The growth of broadband uptake in the U.S. is on pace to meet Jupiter's forecast of 15.4 million households by the end of this year. However, quarterly growth rates have fallen significantly between 2001 and 2002. Joe Laszlo, Jupiter Research lead broadband analyst, said this is due in part to price sensitivity among would-be users.
"While many providers offer discounts on the first three to six months of service, this may not overcome consumer sticker shock," Laszlo said. "Consumer DSL offerings grew by 10 percent in the second quarter of 2002, while the cable modem audience grew by 12 percent from a much larger subscriber base. Higher average prices for DSL than for cable largely explain this difference."
Laszlo cautioned that broadband service providers would need to broaden their marketing efforts and focus on new audience segments in order to make substantial subscriber gains in 2003.
In its new report, Broadband User Segmentation: Understanding and Targeting the Broadband Audience, Jupiter Research suggests that companies pursuing new broadband users must start considering specific segments within the audience, not the audience as a whole. Key findings include:
- Avoid gearing offerings to generic broadband users; instead, focus on serving needs of particular segments.
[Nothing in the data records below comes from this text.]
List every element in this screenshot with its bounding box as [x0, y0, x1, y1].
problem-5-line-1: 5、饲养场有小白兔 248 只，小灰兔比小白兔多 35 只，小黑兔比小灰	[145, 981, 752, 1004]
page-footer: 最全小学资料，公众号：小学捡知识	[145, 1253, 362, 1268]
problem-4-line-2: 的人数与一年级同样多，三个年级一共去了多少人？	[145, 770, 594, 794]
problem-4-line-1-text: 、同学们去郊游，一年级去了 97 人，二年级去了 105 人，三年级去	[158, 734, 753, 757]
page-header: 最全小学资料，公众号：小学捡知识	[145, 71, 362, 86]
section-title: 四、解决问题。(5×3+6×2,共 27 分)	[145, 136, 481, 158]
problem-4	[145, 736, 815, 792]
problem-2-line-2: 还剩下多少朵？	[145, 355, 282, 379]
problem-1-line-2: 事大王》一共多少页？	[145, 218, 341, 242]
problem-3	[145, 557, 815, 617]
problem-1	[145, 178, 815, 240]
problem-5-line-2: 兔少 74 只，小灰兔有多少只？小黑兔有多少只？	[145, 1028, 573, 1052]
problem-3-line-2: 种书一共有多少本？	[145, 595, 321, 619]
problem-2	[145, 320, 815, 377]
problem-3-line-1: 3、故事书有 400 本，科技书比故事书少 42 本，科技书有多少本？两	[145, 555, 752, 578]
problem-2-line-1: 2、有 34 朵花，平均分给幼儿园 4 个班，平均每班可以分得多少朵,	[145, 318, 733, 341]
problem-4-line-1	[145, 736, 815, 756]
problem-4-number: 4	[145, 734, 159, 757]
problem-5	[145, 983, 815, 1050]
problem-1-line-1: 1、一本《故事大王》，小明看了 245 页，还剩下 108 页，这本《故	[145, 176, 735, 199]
- Observing broadband consumers' attitudes leads to the most meaningful segmentation analysis of the user base.
- Four key segments of the broadband audience stand out, differing in terms of attitudes, demographics, and online activities.
Conventional marketing strategies don't translate well to broadband services. Jupiter Research finds that broadband tenure and time spent online have little to do with segmenting the marketplace. In order to broaden broadband audiences, service providers need to understand the activities of existing users and develop appeals to different segments of subscribers.
But luring new users to adopt broadband services is not the only challenge providers will face next year. Broadband service providers have benefited from low industry-wide churn rates, mainly because consumers have shunned the high price of switching providers.
To date, most of the churn has been involuntary, resulting from providers going out of business. Jupiter Research forecasts that churn rates will inevitably increase in 2003. Savvy broadband service providers should start developing subscriber retention strategies so they will not be caught short by churn.
As broadband marketing evolves beyond selling speed and avoiding second phone lines, providers need to tailor marketing strategies to specific types of consumers in order to push broadband penetration rates higher while minimizing customer churn.
Based in New York City, Jupiter Research is a division of Jupitermedia Corp., which is also the parent company of ISP-Planet.